By paying the incentive to settle the 2012 notes in 2011, SN saved the company $6m in interest, now there's a positive!! On the down side he'll pay that back on the new notes but effectively we either saved $6m or we have an interest free loan for 5yrs! SN & his buddy also have the related notes - better than money in the bank, roll it over each year & with 10% interest your not doing so bad. He ain't going to call the loans in when he's on to such a winner. Next rns will be related party notes rolled over.
Just to clarify the words inducement & charge are polar opposites in their meaning , inducement is an incentive and charge is a penalty. No where in the accounts does it mention inducement charge. Debt was converted at the request of the company & an incentive was paid by the company to convert. Simple maths 1.5 odd bn shares at 4p and $18m new notes less a debt off $112m does not give a finance charge of $99m on top of the debt as you are trying mislead people to believe. There are no major charges to come other than the debt which is detailed in the accounts. The sp does not need to reach any specific level, the company somehow needs to find the money or dilute with shares (something at present it can't do as only 3bn be can be issued). The conversion rate is set so if the sp reaches that or a specified level above then the notes automatically convert.
This is my take on it Nobull is saying we previously had an inducement charge of $99.4m, this is incorrect, we recorded an inducement expense which is recorded as a loss on the accounts. An inducement expense is incurred when the company offers an incentive for convertible debt to be converted (extra money or equity) Quite how or why we managed to record such an expense is going to take a little working out as my understanding standing Is that the inducement expense is the difference between the overall payment (equity & new loan notes) & the actual debt which in this case works out at approx $6m. 1.58bn shares at 4p (roughly $100m) plus $18.6m new 2016 notes. The debt was $112.6m. The future debt isn't going to cost any more to redeem other than the loan note value ($18.6m) plus the 10% accrued interest. The number of shares required to clear this will be affected by the share price but not the actual value of the debt, unless frr decide to incentives it & pay it off early!! No doubt I'll get shot down by Nobull as i may be talking total c**p but if they are going to make statements that charges have been made they should get their facts straight, there is no such thing as an inducement charge & the level/value of the debt is not going to suddenly double or treble. If frr make an asset sale they can just redeem the notes with cash. Convertible notes are always either convertible or redeemable.
In the same breath you say this board can't affect people buying.these shares, sn will not Change course for this board either. What your proposing is using the voting power of London to get George Osbourne to change tax policy, face facts he would smile politely knowing no one confidently commands London's voting block.

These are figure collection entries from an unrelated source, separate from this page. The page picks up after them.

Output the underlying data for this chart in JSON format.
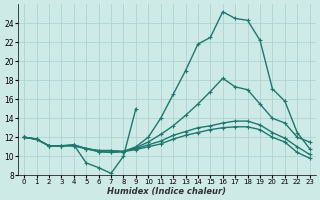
{
  "xlabel": "Humidex (Indice chaleur)",
  "bg_color": "#ceeae6",
  "grid_color": "#aacfcb",
  "line_color": "#1a7a6e",
  "ylim": [
    8,
    26
  ],
  "xlim": [
    -0.5,
    23.5
  ],
  "yticks": [
    8,
    10,
    12,
    14,
    16,
    18,
    20,
    22,
    24
  ],
  "xticks": [
    0,
    1,
    2,
    3,
    4,
    5,
    6,
    7,
    8,
    9,
    10,
    11,
    12,
    13,
    14,
    15,
    16,
    17,
    18,
    19,
    20,
    21,
    22,
    23
  ],
  "lines": [
    [
      12.0,
      11.8,
      11.1,
      11.1,
      11.1,
      10.8,
      10.6,
      10.6,
      10.5,
      10.7,
      11.0,
      11.3,
      11.8,
      12.2,
      12.5,
      12.8,
      13.0,
      13.1,
      13.1,
      12.8,
      12.0,
      11.5,
      10.4,
      9.8
    ],
    [
      12.0,
      11.8,
      11.1,
      11.1,
      11.1,
      10.8,
      10.6,
      10.6,
      10.5,
      10.8,
      11.2,
      11.6,
      12.2,
      12.6,
      13.0,
      13.2,
      13.5,
      13.7,
      13.7,
      13.3,
      12.5,
      11.9,
      11.0,
      10.2
    ],
    [
      12.0,
      11.8,
      11.1,
      11.1,
      11.2,
      10.8,
      10.5,
      10.4,
      10.5,
      10.9,
      11.5,
      12.3,
      13.2,
      14.3,
      15.5,
      16.8,
      18.2,
      17.3,
      17.0,
      15.5,
      14.0,
      13.5,
      12.0,
      11.5
    ],
    [
      12.0,
      11.8,
      11.1,
      11.1,
      11.2,
      10.8,
      10.5,
      10.4,
      10.5,
      11.0,
      12.0,
      14.0,
      16.5,
      19.0,
      21.8,
      22.5,
      25.2,
      24.5,
      24.3,
      22.2,
      17.1,
      15.8,
      12.5,
      10.8
    ],
    [
      12.0,
      11.8,
      null,
      null,
      11.2,
      9.3,
      8.8,
      8.2,
      10.0,
      15.0,
      null,
      null,
      null,
      null,
      null,
      null,
      null,
      null,
      null,
      null,
      null,
      null,
      null,
      null
    ]
  ]
}
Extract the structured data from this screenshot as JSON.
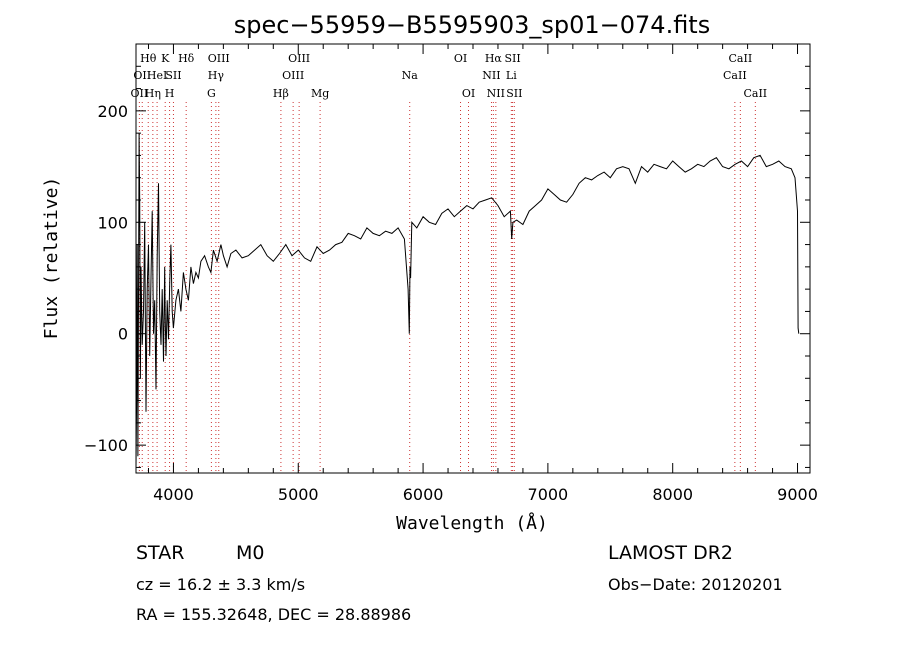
{
  "chart_data": {
    "type": "line",
    "title": "spec−55959−B5595903_sp01−074.fits",
    "xlabel": "Wavelength (Å)",
    "ylabel": "Flux (relative)",
    "xlim": [
      3700,
      9100
    ],
    "ylim": [
      -125,
      260
    ],
    "xticks": [
      4000,
      5000,
      6000,
      7000,
      8000,
      9000
    ],
    "yticks": [
      -100,
      0,
      100,
      200
    ],
    "xtick_labels": [
      "4000",
      "5000",
      "6000",
      "7000",
      "8000",
      "9000"
    ],
    "ytick_labels": [
      "−100",
      "0",
      "100",
      "200"
    ],
    "series": [
      {
        "x": [
          3700,
          3705,
          3710,
          3715,
          3720,
          3725,
          3730,
          3735,
          3740,
          3750,
          3760,
          3770,
          3780,
          3790,
          3800,
          3810,
          3820,
          3830,
          3840,
          3850,
          3860,
          3870,
          3880,
          3890,
          3900,
          3910,
          3920,
          3930,
          3935,
          3940,
          3950,
          3960,
          3970,
          3980,
          3990,
          4000,
          4020,
          4040,
          4060,
          4080,
          4100,
          4120,
          4140,
          4160,
          4180,
          4200,
          4220,
          4250,
          4280,
          4300,
          4320,
          4350,
          4380,
          4400,
          4430,
          4460,
          4500,
          4550,
          4600,
          4650,
          4700,
          4750,
          4800,
          4850,
          4900,
          4950,
          5000,
          5050,
          5100,
          5150,
          5200,
          5250,
          5300,
          5350,
          5400,
          5450,
          5500,
          5550,
          5600,
          5650,
          5700,
          5750,
          5800,
          5850,
          5880,
          5890,
          5895,
          5900,
          5910,
          5950,
          6000,
          6050,
          6100,
          6150,
          6200,
          6250,
          6300,
          6350,
          6400,
          6450,
          6500,
          6550,
          6600,
          6650,
          6700,
          6710,
          6720,
          6750,
          6800,
          6850,
          6900,
          6950,
          7000,
          7050,
          7100,
          7150,
          7200,
          7250,
          7300,
          7350,
          7400,
          7450,
          7500,
          7550,
          7600,
          7650,
          7700,
          7750,
          7800,
          7850,
          7900,
          7950,
          8000,
          8050,
          8100,
          8150,
          8200,
          8250,
          8300,
          8350,
          8400,
          8450,
          8500,
          8550,
          8600,
          8650,
          8700,
          8750,
          8800,
          8850,
          8900,
          8950,
          8980,
          9000,
          9005,
          9010
        ],
        "y": [
          -120,
          -60,
          80,
          -110,
          30,
          180,
          120,
          -40,
          60,
          -10,
          20,
          100,
          -70,
          40,
          80,
          -20,
          50,
          110,
          0,
          30,
          -50,
          70,
          135,
          20,
          -10,
          40,
          -25,
          60,
          10,
          -20,
          30,
          -5,
          45,
          80,
          20,
          5,
          30,
          40,
          20,
          55,
          40,
          30,
          60,
          45,
          55,
          50,
          65,
          70,
          60,
          55,
          75,
          65,
          80,
          70,
          60,
          72,
          75,
          68,
          70,
          75,
          80,
          70,
          65,
          72,
          80,
          70,
          75,
          68,
          65,
          78,
          72,
          75,
          80,
          82,
          90,
          88,
          85,
          95,
          90,
          88,
          92,
          90,
          95,
          85,
          40,
          0,
          60,
          50,
          100,
          95,
          105,
          100,
          98,
          108,
          112,
          105,
          110,
          115,
          112,
          118,
          120,
          122,
          115,
          105,
          110,
          85,
          100,
          102,
          98,
          110,
          115,
          120,
          130,
          125,
          120,
          118,
          125,
          135,
          140,
          138,
          142,
          145,
          140,
          148,
          150,
          148,
          135,
          150,
          145,
          152,
          150,
          148,
          155,
          150,
          145,
          148,
          152,
          150,
          155,
          158,
          150,
          148,
          152,
          155,
          150,
          158,
          160,
          150,
          152,
          155,
          150,
          148,
          140,
          110,
          5,
          0
        ]
      }
    ],
    "line_markers": [
      {
        "x": 3727,
        "labels": [
          "OII"
        ],
        "row": 3
      },
      {
        "x": 3750,
        "labels": [
          "OII"
        ],
        "row": 2
      },
      {
        "x": 3798,
        "labels": [
          "Hθ"
        ],
        "row": 1
      },
      {
        "x": 3835,
        "labels": [
          "Hη"
        ],
        "row": 3
      },
      {
        "x": 3869,
        "labels": [
          "HeI"
        ],
        "row": 2
      },
      {
        "x": 3934,
        "labels": [
          "K"
        ],
        "row": 1
      },
      {
        "x": 3969,
        "labels": [
          "H"
        ],
        "row": 3
      },
      {
        "x": 4000,
        "labels": [
          "SII"
        ],
        "row": 2
      },
      {
        "x": 4102,
        "labels": [
          "Hδ"
        ],
        "row": 1
      },
      {
        "x": 4304,
        "labels": [
          "G"
        ],
        "row": 3
      },
      {
        "x": 4340,
        "labels": [
          "Hγ"
        ],
        "row": 2
      },
      {
        "x": 4363,
        "labels": [
          "OIII"
        ],
        "row": 1
      },
      {
        "x": 4861,
        "labels": [
          "Hβ"
        ],
        "row": 3
      },
      {
        "x": 4959,
        "labels": [
          "OIII"
        ],
        "row": 2
      },
      {
        "x": 5007,
        "labels": [
          "OIII"
        ],
        "row": 1
      },
      {
        "x": 5175,
        "labels": [
          "Mg"
        ],
        "row": 3
      },
      {
        "x": 5893,
        "labels": [
          "Na"
        ],
        "row": 2
      },
      {
        "x": 6300,
        "labels": [
          "OI"
        ],
        "row": 1
      },
      {
        "x": 6364,
        "labels": [
          "OI"
        ],
        "row": 3
      },
      {
        "x": 6548,
        "labels": [
          "NII"
        ],
        "row": 2
      },
      {
        "x": 6563,
        "labels": [
          "Hα"
        ],
        "row": 1
      },
      {
        "x": 6583,
        "labels": [
          "NII"
        ],
        "row": 3
      },
      {
        "x": 6707,
        "labels": [
          "Li"
        ],
        "row": 2
      },
      {
        "x": 6717,
        "labels": [
          "SII"
        ],
        "row": 1
      },
      {
        "x": 6731,
        "labels": [
          "SII"
        ],
        "row": 3
      },
      {
        "x": 8498,
        "labels": [
          "CaII"
        ],
        "row": 2
      },
      {
        "x": 8542,
        "labels": [
          "CaII"
        ],
        "row": 1
      },
      {
        "x": 8662,
        "labels": [
          "CaII"
        ],
        "row": 3
      }
    ]
  },
  "info": {
    "object_class": "STAR",
    "subclass": "M0",
    "survey": "LAMOST DR2",
    "cz": "cz = 16.2 ± 3.3 km/s",
    "obs_date": "Obs−Date: 20120201",
    "coords": "RA = 155.32648, DEC =  28.88986"
  }
}
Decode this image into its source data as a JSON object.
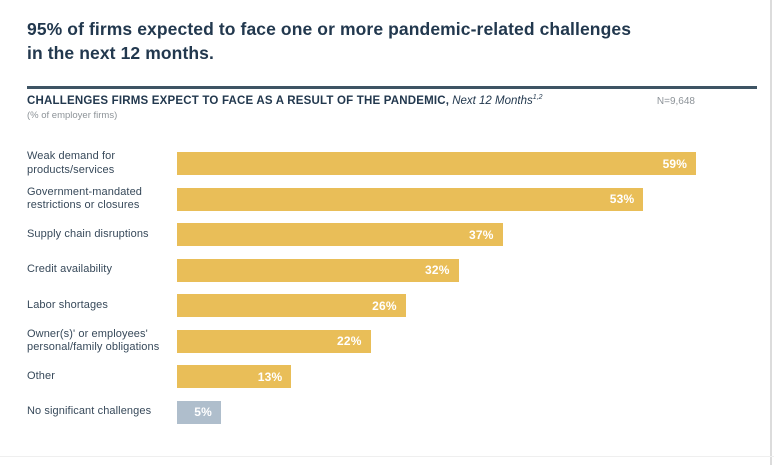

Granted your worried about the debt and performance of this company. The assets should easily cover this, if you do not believe sn is holding high cards in his hands then I suggest you stop supporting his gambling adventure. If you've bought shares here you've said you trust sn at the poker table. From my understanding he's got to report back by the end of the year our we're sunk. I would say theaters a time limit on his actions not an appointment with death.
"I don't need harbingers of doom telling me it can all go t*ts up day in and day out. I know exactly what risk I have entered in to. So, at the risk of repeating myself, give it a rest!" I am not a harbinger of doom. I have simply stated my understanding of the accounts, which gives two possible scenarios.
Revenue minus costs is a major driver of our share price performance, so to discuss one without the other is ridiculous. That is the sort of nonsense you expect from FRR in its RNSs. The finance charge heading our way is THE MAJOR COST so we want to be sure Mr Nicandros is doing everything to minimise it. Refusing to allow people to discuss it may well be the reason why Mr Nicandros does not discuss it (he doesn't feel the need to because we all appear too stupid) We might get better share price performance if Mr Nicandros knew he had to discuss these things with us. Just my view. Oh, I see you worry that other people might be put off from buying our shares if we discuss it? I strongly disagree about that.
"Nobull, you are a decamping troll. Everyone has read your views and will have disregarded them or factored them into their own risk profile. We don't need to hear them again and again. However, that is unlikely to fit your agenda!" And you are more fit to be the arbiter of that. I see.